Os sistemas previdenciários, dotados de maior grau de eficácia, tornaram-se o recurso político mais racional e o benefício econômico mais justo no ideal de conseguir disseminar, de forma um tanto quanto igualitária, os benefícios coletivos gerados pela sociedade e redistribuídos pelo Estado. A mudança do paradigma demográfico do mundo contemporâneo, no entanto, vem pondo em risco os modelos previdenciários existentes na maior parte do mundo.
Outra inovação social tão importante quanto a Previdência foi a instituição do seguro-desemprego como recurso indispensável para aumentar a garantia de sobrevivência condigna quando condições adversas do mercado o tornam recessivo, setorial ou temporalmente.
Dotar o país de um sistema previdenciário economicamente equilibrado e de um mecanismo de concessão de seguro-desemprego politicamente eficiente e imune a fórmulas e violações de toda ordem é nosso maior desafio.
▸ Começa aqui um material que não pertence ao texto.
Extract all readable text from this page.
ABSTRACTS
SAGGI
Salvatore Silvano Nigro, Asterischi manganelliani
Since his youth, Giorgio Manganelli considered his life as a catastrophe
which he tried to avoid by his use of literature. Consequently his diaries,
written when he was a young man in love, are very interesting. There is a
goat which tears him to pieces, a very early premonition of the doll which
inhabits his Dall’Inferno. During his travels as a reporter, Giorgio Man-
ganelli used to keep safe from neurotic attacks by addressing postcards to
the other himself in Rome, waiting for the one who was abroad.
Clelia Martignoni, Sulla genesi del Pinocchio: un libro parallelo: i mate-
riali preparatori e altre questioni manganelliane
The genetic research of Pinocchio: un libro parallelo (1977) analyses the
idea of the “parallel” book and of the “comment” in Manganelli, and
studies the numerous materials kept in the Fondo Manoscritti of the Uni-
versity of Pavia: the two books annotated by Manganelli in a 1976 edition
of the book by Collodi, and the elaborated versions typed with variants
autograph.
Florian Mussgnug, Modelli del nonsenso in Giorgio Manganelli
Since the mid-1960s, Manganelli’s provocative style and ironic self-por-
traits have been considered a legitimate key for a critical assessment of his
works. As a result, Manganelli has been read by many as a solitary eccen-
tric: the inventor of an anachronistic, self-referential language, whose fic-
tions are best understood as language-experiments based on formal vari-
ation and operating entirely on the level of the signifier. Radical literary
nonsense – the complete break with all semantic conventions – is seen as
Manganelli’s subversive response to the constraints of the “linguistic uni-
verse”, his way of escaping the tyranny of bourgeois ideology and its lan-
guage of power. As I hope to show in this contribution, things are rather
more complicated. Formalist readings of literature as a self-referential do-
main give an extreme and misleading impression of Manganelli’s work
E a primeira medida para atingir esse objetivo consiste em dar transparência a essas instituições de tanta e tão significativa relevância para a paz e a estabilidade sociais.
Para tanto, é indispensável separar o benefício previdenciário, baseado em contribuições solidárias de empregados, empregadores e sociedade, do que é política compensatória não contributiva e destinada a atender aos excluídos do mercado de trabalho enquanto não atingirmos níveis de emprego que possam dispensá-la.
Os superávits do nosso sistema previdenciário, contudo, serviram a todas as necessidades de inúmeros governos. Só não se destinaram a formar as reservas técnicas necessárias para compensar os desequilíbrios sazonais decorrentes de nossa instabilidade econômica e de nossas turbulências políticas.
Faltam-nos, enfim, visão de Estado e concepção estratégica na condução de nossas políticas sociais, abastecidas, na maioria das vezes, pelos recursos fáceis da demagogia, do patrimonialismo.
As sucessivas Constituições sob as quais temos vivido nos últimos cem anos têm sido eficientes em distribuir benesses e promessas e atender demandas de alguns contra as de todos, raiz de todas as modalidades do arraigado corporativismo brasileiro. Só não têm servido para alocar os recursos gerados pela sociedade, conforme prescrição de Ferdinand Lassale: a cada um segundo suas necessidades e de acordo com suas possibilidades.

MARCO MACIEL , 66, é senador pelo PFL-PE e membro da Academia Brasileira de Letras. Foi vice-presidente da República (95-98 e 99-2002), ministro da Educação (governo Sarney) e governador de Pernambuco (1978-85).